Setting keyboard shortcuts to applications in Windows 10. Hmm – could not be made any more difficult than this:

    1. For Windows Store applications I have not found a way to do this
    2. For _normal_ desktop applications find it from Start and select Open file location: image
    3. From file system shortcuts, right click with mouse and choose Properties: image
    4. Finally in here you can set the Shortcut you like: image

When comparing to previous Windows versions you could just right click directly application and get into this Properties window this is just way too complicated.

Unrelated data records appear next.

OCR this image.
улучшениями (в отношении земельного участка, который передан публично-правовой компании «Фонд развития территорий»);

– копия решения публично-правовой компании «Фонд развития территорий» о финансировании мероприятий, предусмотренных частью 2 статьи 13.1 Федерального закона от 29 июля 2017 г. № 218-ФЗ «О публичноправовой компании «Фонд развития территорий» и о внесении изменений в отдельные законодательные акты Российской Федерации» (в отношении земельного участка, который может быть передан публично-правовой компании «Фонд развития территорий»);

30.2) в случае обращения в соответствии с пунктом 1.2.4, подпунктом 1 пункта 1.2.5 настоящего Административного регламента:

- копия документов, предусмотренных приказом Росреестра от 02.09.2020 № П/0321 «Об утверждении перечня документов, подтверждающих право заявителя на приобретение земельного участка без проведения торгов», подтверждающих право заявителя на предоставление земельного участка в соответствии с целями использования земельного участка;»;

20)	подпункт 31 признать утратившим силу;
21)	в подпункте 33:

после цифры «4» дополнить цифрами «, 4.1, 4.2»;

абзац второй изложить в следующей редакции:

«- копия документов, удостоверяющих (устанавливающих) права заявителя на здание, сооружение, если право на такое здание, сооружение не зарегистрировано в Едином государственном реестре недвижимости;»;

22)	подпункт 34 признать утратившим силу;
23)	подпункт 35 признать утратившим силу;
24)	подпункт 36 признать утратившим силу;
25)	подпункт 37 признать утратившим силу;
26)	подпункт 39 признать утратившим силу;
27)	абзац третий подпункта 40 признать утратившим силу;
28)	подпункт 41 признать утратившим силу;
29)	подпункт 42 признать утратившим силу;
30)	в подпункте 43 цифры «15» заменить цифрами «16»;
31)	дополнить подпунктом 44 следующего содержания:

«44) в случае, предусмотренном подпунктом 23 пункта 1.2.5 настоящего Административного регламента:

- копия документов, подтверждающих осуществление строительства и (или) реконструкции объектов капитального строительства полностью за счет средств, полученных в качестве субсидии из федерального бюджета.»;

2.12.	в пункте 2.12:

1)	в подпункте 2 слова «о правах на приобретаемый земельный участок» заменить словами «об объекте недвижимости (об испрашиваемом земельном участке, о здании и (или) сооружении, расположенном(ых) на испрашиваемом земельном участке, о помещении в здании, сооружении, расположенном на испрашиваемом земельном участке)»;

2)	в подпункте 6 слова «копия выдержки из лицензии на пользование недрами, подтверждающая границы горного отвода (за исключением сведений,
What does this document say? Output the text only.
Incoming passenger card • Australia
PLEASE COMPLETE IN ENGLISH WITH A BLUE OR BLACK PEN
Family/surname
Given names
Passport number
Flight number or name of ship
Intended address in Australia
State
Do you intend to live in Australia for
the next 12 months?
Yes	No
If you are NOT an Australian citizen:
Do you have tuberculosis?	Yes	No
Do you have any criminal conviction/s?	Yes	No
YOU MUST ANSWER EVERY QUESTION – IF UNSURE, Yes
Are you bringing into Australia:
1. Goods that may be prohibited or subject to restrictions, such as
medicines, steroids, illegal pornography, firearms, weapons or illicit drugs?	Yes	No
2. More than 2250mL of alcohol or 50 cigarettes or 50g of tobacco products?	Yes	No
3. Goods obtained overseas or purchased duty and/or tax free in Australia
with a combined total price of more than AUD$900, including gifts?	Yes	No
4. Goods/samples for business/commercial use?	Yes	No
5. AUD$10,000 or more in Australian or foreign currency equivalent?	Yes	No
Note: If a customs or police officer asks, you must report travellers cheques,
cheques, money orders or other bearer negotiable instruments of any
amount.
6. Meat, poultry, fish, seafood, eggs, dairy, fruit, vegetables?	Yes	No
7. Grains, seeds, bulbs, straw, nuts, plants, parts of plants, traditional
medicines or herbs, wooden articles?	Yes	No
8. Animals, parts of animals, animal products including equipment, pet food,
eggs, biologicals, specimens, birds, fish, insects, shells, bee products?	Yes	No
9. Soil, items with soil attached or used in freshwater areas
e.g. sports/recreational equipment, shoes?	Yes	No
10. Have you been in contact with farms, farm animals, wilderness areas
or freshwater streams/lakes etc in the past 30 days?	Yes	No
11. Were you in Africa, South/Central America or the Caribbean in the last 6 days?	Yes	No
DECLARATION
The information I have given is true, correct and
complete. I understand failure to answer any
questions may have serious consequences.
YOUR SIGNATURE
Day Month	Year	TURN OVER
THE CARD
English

Windows 10 seems to be quite unfinished as it is today, might be that after the first bigger update it will get some more of these issues fixed and hopefully it does. On my opinion this should not have been published like this.

So far I have not found a single feature that would work any better than on Windows 8.1 and would make me to recommend this to normal users.

Well, do be honest all my real work is being done in virtual computer images so Windows 10 is just as a host and has only Microsoft Office installed on it. Very easy to go back to where I was. And since I’m using VMWare I can work with same images also on my Mac OS X.